Episode 1: The Butcher
In the first episode of our True to Food series, Mark goes to NYC to show us why getting to know your local butcher can actually make everything taste better.
Know thy Butcher
We highly suggest being on a first name basis with your local whole animal butcher. Highly dedicated to the craft, their guidance can make a real difference in what you bring to the table. Meet Sam Garwin of Fleishers Craft Butchery in New York as she talks to best-selling author and former New York Times columnist, Mark Bittman about what it takes to make your meal better on every level. Sam knows her farmers well, and that relationship plays a part in the way the meat tastes.
Episode 2: The Fisherman
In the second episode of our True to Food Film series, Mark meets a fisherman who provides the San Diego locals with more than just fresh fish.
Fishing for Answers
Working much like a farmer’s market, fish markets are on the rise.
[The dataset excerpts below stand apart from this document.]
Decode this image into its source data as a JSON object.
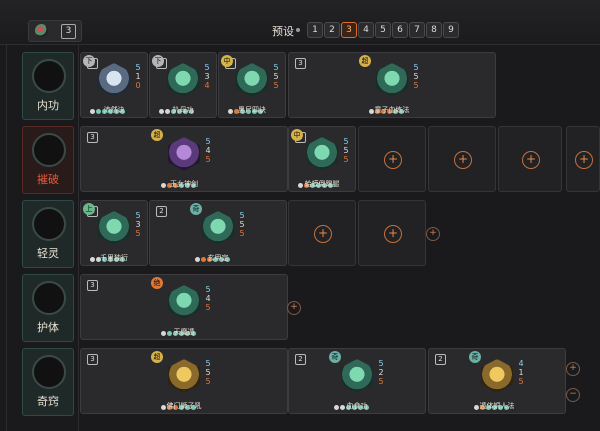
{
  "top": {
    "counter": "3",
    "preset_label": "预设",
    "presets": [
      "1",
      "2",
      "3",
      "4",
      "5",
      "6",
      "7",
      "8",
      "9"
    ],
    "active_preset": "3"
  },
  "categories": [
    {
      "label": "内功",
      "style": "normal"
    },
    {
      "label": "摧破",
      "style": "red"
    },
    {
      "label": "轻灵",
      "style": "normal"
    },
    {
      "label": "护体",
      "style": "normal"
    },
    {
      "label": "奇窍",
      "style": "normal"
    }
  ],
  "rows": {
    "neigong": [
      {
        "name": "沛然诀",
        "rank": "1",
        "grade": "下",
        "stats": [
          "5",
          "1",
          "0"
        ],
        "icon": "white"
      },
      {
        "name": "扒母功",
        "rank": "1",
        "grade": "下",
        "stats": [
          "5",
          "3",
          "4"
        ],
        "icon": "teal"
      },
      {
        "name": "黑尸四诀",
        "rank": "1",
        "grade": "中",
        "stats": [
          "5",
          "5",
          "5"
        ],
        "icon": "teal"
      },
      {
        "name": "童子血练法",
        "rank": "3",
        "grade": "超",
        "stats": [
          "5",
          "5",
          "5"
        ],
        "icon": "teal"
      }
    ],
    "cuipo": [
      {
        "name": "玉女神剑",
        "rank": "3",
        "grade": "超",
        "stats": [
          "5",
          "4",
          "5"
        ],
        "icon": "purple"
      },
      {
        "name": "蛤蟆倒踢腿",
        "rank": "1",
        "grade": "中",
        "stats": [
          "5",
          "5",
          "5"
        ],
        "icon": "teal"
      }
    ],
    "qingling": [
      {
        "name": "千里独行",
        "rank": "1",
        "grade": "上",
        "stats": [
          "5",
          "3",
          "5"
        ],
        "icon": "teal"
      },
      {
        "name": "玄甲定",
        "rank": "2",
        "grade": "奇",
        "stats": [
          "5",
          "5",
          "5"
        ],
        "icon": "teal"
      }
    ],
    "huti": [
      {
        "name": "天魔遁",
        "rank": "3",
        "grade": "绝",
        "stats": [
          "5",
          "4",
          "5"
        ],
        "icon": "teal"
      }
    ],
    "qiqiao": [
      {
        "name": "佛门狮子吼",
        "rank": "3",
        "grade": "超",
        "stats": [
          "5",
          "5",
          "5"
        ],
        "icon": "gold"
      },
      {
        "name": "血食功",
        "rank": "2",
        "grade": "奇",
        "stats": [
          "5",
          "2",
          "5"
        ],
        "icon": "teal"
      },
      {
        "name": "遁体铜人法",
        "rank": "2",
        "grade": "奇",
        "stats": [
          "4",
          "1",
          "5"
        ],
        "icon": "gold"
      }
    ]
  },
  "empty_slot_glyph": "+",
  "remove_glyph": "−",
  "icons": {
    "top_emblem": "yin-yang-emblem-icon",
    "category": "category-emblem-icon",
    "add": "plus-icon",
    "remove": "minus-icon"
  },
  "colors": {
    "accent": "#e06a2a",
    "teal": "#7ac8b8",
    "gold": "#d6b24a"
  }
}
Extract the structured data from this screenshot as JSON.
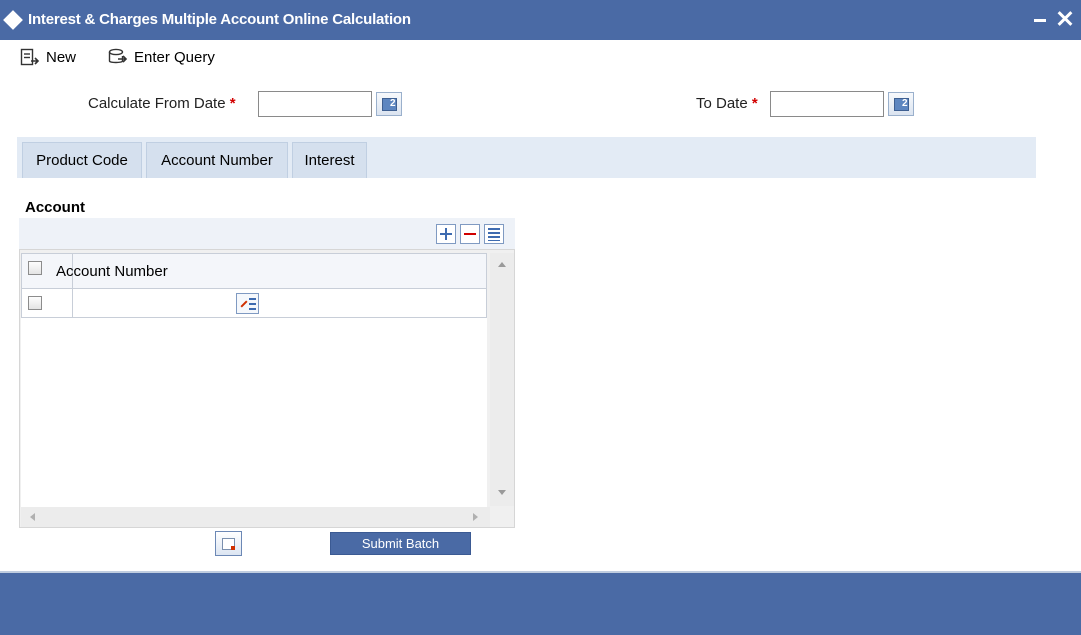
{
  "window": {
    "title": "Interest & Charges Multiple Account Online Calculation"
  },
  "toolbar": {
    "new_label": "New",
    "enter_query_label": "Enter Query"
  },
  "header_form": {
    "from_date_label": "Calculate From Date",
    "from_date_value": "",
    "to_date_label": "To Date",
    "to_date_value": "",
    "required_marker": "*"
  },
  "tabs": [
    {
      "label": "Product Code"
    },
    {
      "label": "Account Number"
    },
    {
      "label": "Interest"
    }
  ],
  "account_section": {
    "title": "Account",
    "column_header": "Account Number",
    "rows": [
      {
        "account_number": ""
      }
    ]
  },
  "actions": {
    "submit_label": "Submit Batch"
  },
  "colors": {
    "header_blue": "#4a6aa5",
    "required_red": "#d20000",
    "tab_band": "#e3ebf5"
  },
  "icons": {
    "title": "diamond-icon",
    "minimize": "minimize-icon",
    "close": "close-icon",
    "new": "new-document-icon",
    "enter_query": "query-icon",
    "calendar": "calendar-icon",
    "add_row": "plus-icon",
    "delete_row": "minus-icon",
    "single_view": "list-view-icon",
    "lov": "lov-icon",
    "audit": "audit-icon"
  }
}
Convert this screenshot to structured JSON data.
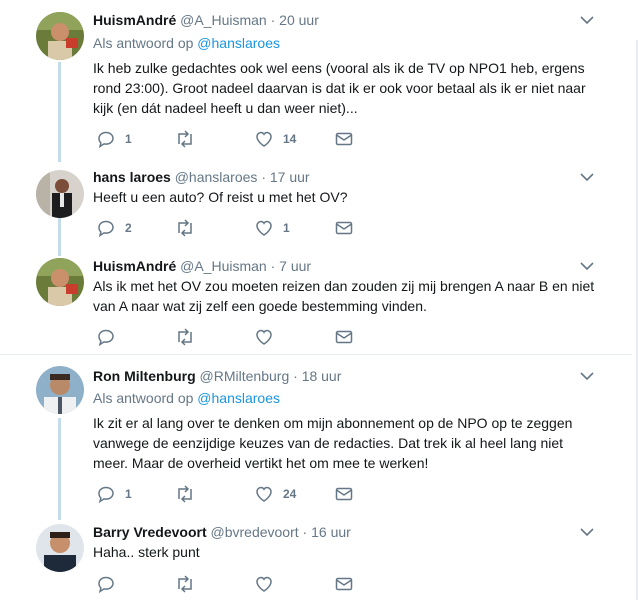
{
  "tweets": [
    {
      "name": "HuismAndré",
      "handle": "@A_Huisman",
      "time": "20 uur",
      "reply_prefix": "Als antwoord op",
      "reply_handle": "@hanslaroes",
      "lines": [
        "Ik heb zulke gedachtes ook wel eens (vooral als ik de TV op NPO1 heb, ergens",
        "rond 23:00). Groot nadeel daarvan is dat ik er ook voor betaal als ik er niet naar",
        "kijk (en dát nadeel heeft u dan weer niet)..."
      ],
      "replies": "1",
      "retweets": "",
      "likes": "14"
    },
    {
      "name": "hans laroes",
      "handle": "@hanslaroes",
      "time": "17 uur",
      "lines": [
        "Heeft u een auto? Of reist u met het OV?"
      ],
      "replies": "2",
      "retweets": "",
      "likes": "1"
    },
    {
      "name": "HuismAndré",
      "handle": "@A_Huisman",
      "time": "7 uur",
      "lines": [
        "Als ik met het OV zou moeten reizen dan zouden zij mij brengen A naar B en niet",
        "van A naar wat zij zelf een goede bestemming vinden."
      ],
      "replies": "",
      "retweets": "",
      "likes": ""
    },
    {
      "name": "Ron Miltenburg",
      "handle": "@RMiltenburg",
      "time": "18 uur",
      "reply_prefix": "Als antwoord op",
      "reply_handle": "@hanslaroes",
      "lines": [
        "Ik zit er al lang over te denken om mijn abonnement op de NPO op te zeggen",
        "vanwege de eenzijdige keuzes van de redacties. Dat trek ik al heel lang niet",
        "meer. Maar de overheid vertikt het om mee te werken!"
      ],
      "replies": "1",
      "retweets": "",
      "likes": "24"
    },
    {
      "name": "Barry Vredevoort",
      "handle": "@bvredevoort",
      "time": "16 uur",
      "lines": [
        "Haha.. sterk punt"
      ],
      "replies": "",
      "retweets": "",
      "likes": ""
    }
  ],
  "colors": {
    "text": "#14171a",
    "meta": "#657786",
    "link": "#1b95e0",
    "thread_line": "#c4dceb",
    "divider": "#e6ecf0"
  },
  "icons": [
    "reply-icon",
    "retweet-icon",
    "like-icon",
    "dm-icon",
    "chevron-down-icon"
  ]
}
And they are stocked with fishermen who have firsthand knowledge of the most delicious and most sustainable species in your area. In this True to Food episode our host, Mark Bittman introduces us to Dan Major, a fisherman at San Diego’s Tuna Harbor Dockside Market. Along with the importance of sustainability, they’ll discuss what to look for in fresh fish and how sous vide is the best way to ensure perfectly cooked fish every time.
Episode 3: The Baker
In the third episode of our True to Food Film series, Mark visits an Illinois baker who shares the secret to helping your bread rise to the next level.
Rising to the Occasion
Ever noticed how a trip to your local baker can feel like a visit to an art gallery? Blends of shiny golden creams, deep browns, and flashes of off-whites are displayed by experts who know their craft. It turns out they have a secret that makes all the difference: steam. In this episode of True to Food films, Mark Bittman introduces us to Ellen King, co-owner and head baker of Hewn Bakery in Evanston, Illinois. Among many other things, they discuss the important role the best ingredients and the right equipment play in making bakery-worthy bread at home.